Administrator

One-Time Password Generation

The one-time password (OTP) business logic includes a service that sends and validates non-persistent OTPs. The handling is different for standard (persistent) OTPs, and the required configuration is done via preferences.

  • Preferences node: /businesslayer/com/sybase365/mobiliser/money/businesslogic/customer/configuration/CustomerOtpConfiguration
  • ConfigAdmin PID: com.sybase365.mobiliser.money.businesslogic.customer.configuration.CustomerOtpConfiguration
You can set these configuration options:
Key Default Description
channel   Indicates the channel in channel manager to use to send out the message.

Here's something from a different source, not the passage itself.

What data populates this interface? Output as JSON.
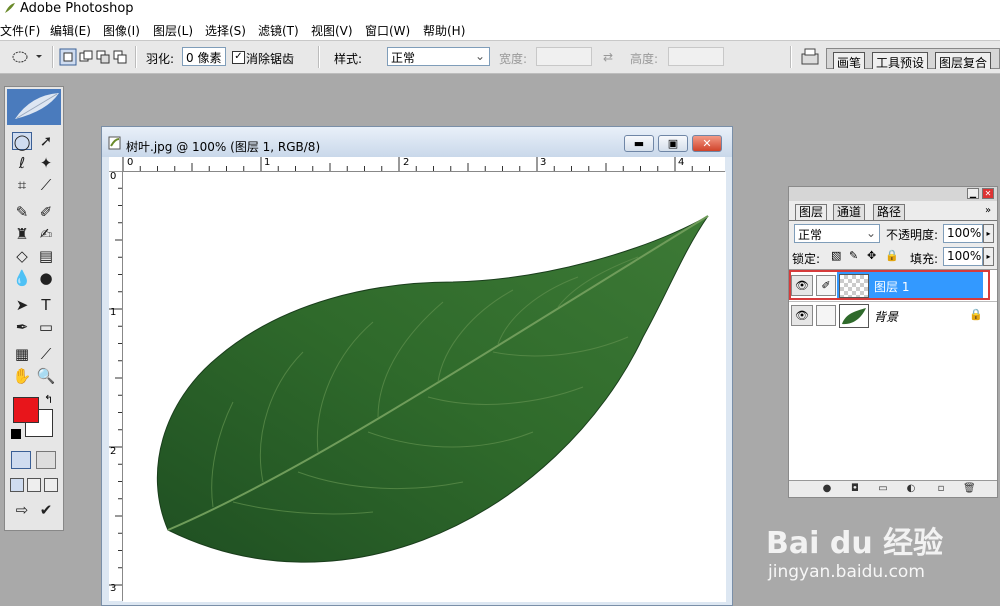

This provides a fallback in case channel.email or channel.sms is not set.
channel.email   Indicates the channel in channel manager to use to send out the OTP via an e-mail message.
channel.sms   Indicates the channel in channel manager to use to send out the OTP via SMS.
tokenLength 6 Sets the length of the OTP (token) that is to be generated.
otpTypeAuthToken 100 Defines the authorization token for the OTP type in use.
tokenTimeToleranceMinutes 2 Sets the time tolerance (+/-), in minutes, when verifying whether the token is valid (timestamp is part of a generated token before hashing).
smsTokenTemplate   Defines the name of the template to use when sending out OTP tokens (nonpersisted).